Old school time honored drill and hand tools works. Lay out pattern. Use spring loaded center punch to drill 1/8" to 3/16" holes inside your pattern. Space the holes (2) diameters apart (leaving 1 Dia material or less between holes) and half hole Dia. + 0.032 inside your trim line. The holes will be near but not over the trim line. The center punch locations must be precisely located. If that is done properly the rest is drilling, cutting and filing.

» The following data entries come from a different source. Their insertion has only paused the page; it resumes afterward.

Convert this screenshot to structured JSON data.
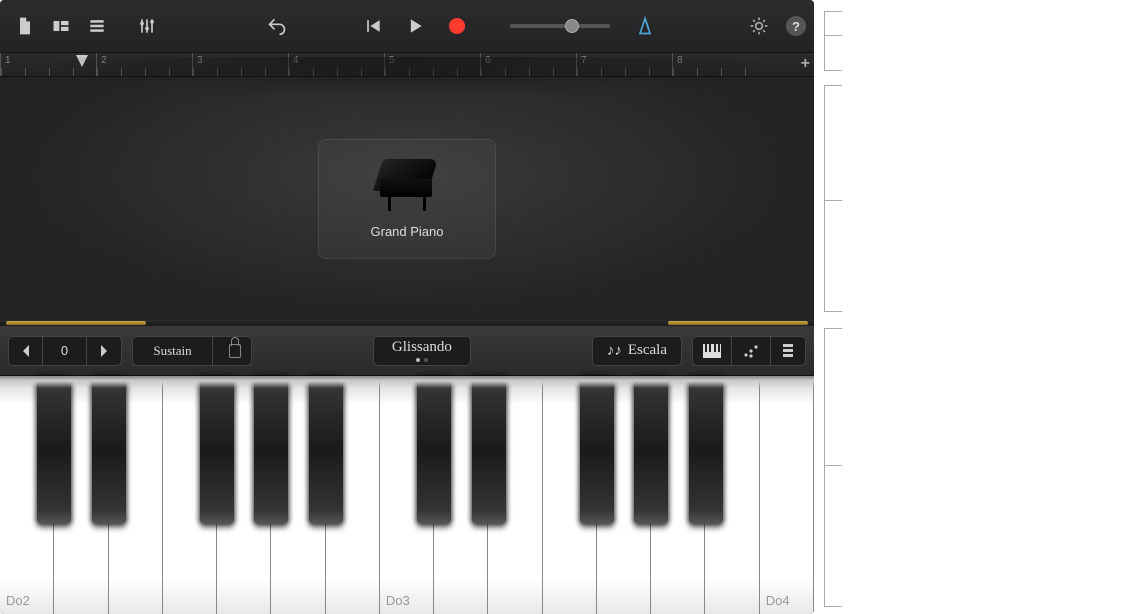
{
  "toolbar": {
    "undo_label": "Undo",
    "settings_label": "Settings",
    "help_label": "?"
  },
  "ruler": {
    "bars": [
      "1",
      "2",
      "3",
      "4",
      "5",
      "6",
      "7",
      "8"
    ]
  },
  "instrument": {
    "name": "Grand Piano"
  },
  "kb_controls": {
    "octave_value": "0",
    "sustain_label": "Sustain",
    "play_mode_label": "Glissando",
    "scale_label": "Escala"
  },
  "keyboard": {
    "white_labels": {
      "0": "Do2",
      "7": "Do3",
      "14": "Do4"
    }
  },
  "colors": {
    "record": "#ff3b30",
    "metronome": "#4da7d6",
    "gold": "#c9a94d"
  }
}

Open up a few holes in a row and use a hacksaw blade with a handle and by hand connect the dots (cut tabs between holes). Use a hand file to smooth the edge. If done carefully it result in a good cutout with minimum dust. Power tools rotary files and cutting wheels will spew aluminum dust. Drilling holes produces chips but they don't go flying all over. Hand hacksaw and filing creates dust but it tends to fall straight down not fly all directions. You can mix this with drilling holes and powered cutoff wheel to cut the tabs between holes, if you are skilled it. Be careful in the corners; you want a small radius not a sharp notch.
If you go powered tool route, tape the area off really well to keep dust getting into avionics, switches, connectors. If you lay out the holes carefully with your center punch, drill straight and cut out the tabs between holes you will have an accurate cutout.
This is old school but it has been done for a long time and works and still works. Free hand cutoff wheels works, if you have a steady hand and is faster. However fast and a big Doah!, is not time saved.